Sub-Saharan Africa’s electricity system is caught in a vicious cycle: the region needs access to affordable clean electricity, but volatile economic growth and low income increase the risk of bad debts and tariff-under-pricing which in turn increase
financing costs and delay the much-needed investment in power infrastructure. Offtake risk, the risk of not getting paid for the power output (by local untilities) - is exacerbated by these conditions and it is an ultimate risk of an investor. But in a continent with abundant energy resources, access to affordable electricity should not be an exception. The African Trade Insurance Agency (ATI), the European Investment Bank (EIB) and Munich Re developed the African Energy Guarantee Facility (AEGF) to tackle these risks. Backed with a funding of the European Union and with the support of KfW the facility provides a reinsurance capacity of 1 billion for energy access, energy effciency and renewable energy projects that are in line with SDG7 objectives. The Facility is expected to help mobilise significant private financing in the form of debt and equity from banks and developers that are currently risk constrained to participate in the African energy sector.

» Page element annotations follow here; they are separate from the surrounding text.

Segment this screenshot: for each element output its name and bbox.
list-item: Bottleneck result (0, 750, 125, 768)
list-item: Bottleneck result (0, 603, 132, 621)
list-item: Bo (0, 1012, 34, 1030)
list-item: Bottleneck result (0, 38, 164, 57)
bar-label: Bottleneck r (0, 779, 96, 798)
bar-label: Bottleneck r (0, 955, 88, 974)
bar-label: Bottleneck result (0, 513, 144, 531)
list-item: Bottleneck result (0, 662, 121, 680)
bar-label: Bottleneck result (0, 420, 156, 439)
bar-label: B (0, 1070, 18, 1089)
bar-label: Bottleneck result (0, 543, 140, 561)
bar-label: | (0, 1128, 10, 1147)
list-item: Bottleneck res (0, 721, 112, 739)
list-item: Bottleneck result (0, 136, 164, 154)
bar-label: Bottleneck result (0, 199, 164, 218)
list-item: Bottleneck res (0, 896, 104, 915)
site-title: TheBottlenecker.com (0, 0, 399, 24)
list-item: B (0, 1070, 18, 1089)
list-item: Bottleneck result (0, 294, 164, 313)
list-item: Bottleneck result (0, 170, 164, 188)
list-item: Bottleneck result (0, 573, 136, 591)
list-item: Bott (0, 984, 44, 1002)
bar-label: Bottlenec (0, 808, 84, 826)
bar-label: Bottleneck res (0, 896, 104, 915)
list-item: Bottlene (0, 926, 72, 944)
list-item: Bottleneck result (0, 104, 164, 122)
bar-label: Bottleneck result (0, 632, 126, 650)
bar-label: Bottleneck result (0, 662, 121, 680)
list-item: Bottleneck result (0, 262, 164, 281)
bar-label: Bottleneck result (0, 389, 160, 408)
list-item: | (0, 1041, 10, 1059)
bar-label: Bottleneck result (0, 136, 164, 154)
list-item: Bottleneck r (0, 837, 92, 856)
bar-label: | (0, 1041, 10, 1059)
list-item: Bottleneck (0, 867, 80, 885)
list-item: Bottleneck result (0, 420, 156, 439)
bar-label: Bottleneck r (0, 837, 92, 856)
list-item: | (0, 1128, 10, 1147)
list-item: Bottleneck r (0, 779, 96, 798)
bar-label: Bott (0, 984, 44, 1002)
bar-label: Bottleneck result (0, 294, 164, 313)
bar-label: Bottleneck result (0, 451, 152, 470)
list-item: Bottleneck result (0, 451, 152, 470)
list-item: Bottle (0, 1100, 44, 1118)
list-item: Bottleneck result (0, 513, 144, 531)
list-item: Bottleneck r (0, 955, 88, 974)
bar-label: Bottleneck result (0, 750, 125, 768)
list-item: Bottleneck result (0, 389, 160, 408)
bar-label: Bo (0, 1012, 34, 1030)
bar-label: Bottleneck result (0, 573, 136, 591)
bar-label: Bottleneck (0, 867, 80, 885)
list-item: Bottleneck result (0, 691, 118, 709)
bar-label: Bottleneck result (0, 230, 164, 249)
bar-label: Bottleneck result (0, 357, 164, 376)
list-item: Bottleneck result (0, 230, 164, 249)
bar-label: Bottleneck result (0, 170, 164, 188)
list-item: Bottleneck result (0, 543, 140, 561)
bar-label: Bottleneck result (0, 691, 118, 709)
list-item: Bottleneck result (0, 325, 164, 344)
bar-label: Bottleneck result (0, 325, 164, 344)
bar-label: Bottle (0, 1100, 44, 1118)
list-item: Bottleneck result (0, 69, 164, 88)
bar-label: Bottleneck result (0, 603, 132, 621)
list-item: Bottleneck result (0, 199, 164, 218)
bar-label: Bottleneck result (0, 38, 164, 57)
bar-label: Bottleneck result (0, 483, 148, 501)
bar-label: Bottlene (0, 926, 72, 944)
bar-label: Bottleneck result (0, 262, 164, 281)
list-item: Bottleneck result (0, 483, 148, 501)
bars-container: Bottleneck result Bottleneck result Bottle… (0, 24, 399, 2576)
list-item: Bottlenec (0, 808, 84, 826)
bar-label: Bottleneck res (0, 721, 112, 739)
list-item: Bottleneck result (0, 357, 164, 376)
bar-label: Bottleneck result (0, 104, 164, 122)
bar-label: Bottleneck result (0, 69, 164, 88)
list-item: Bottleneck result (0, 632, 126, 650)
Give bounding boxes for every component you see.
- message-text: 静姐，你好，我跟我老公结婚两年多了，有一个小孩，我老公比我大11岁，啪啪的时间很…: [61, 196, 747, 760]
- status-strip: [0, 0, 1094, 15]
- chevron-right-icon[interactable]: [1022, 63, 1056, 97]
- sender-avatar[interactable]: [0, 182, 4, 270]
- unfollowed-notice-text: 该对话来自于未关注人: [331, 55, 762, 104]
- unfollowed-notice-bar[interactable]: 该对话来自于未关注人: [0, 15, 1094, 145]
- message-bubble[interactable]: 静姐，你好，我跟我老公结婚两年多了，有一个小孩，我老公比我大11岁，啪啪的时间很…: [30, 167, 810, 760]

AEGF serves as a blueprint to combine public and private capacity with highest impact leverage.
Our Role in AEGF
The agency, Sustainable Finance Risk Consulting (“SFRC”), a Munich Re subsidiary, will operate as an independent institution with its own IT systems which enables the company not only to benefit from Munich Re’s affinity and committed capacity but also to reach out to other potential stakeholders and capacity providers (e.g. other primary insurers, reinsurers and guarantors). SFRC will ensure consistent underwriting quality aligned to each AEGF participant’s risk appetite. SFRC will provide complementary risk vetting services and monitoring according to EIB standards (for instance on environmental and social matters) and the specificities of SE4All projects.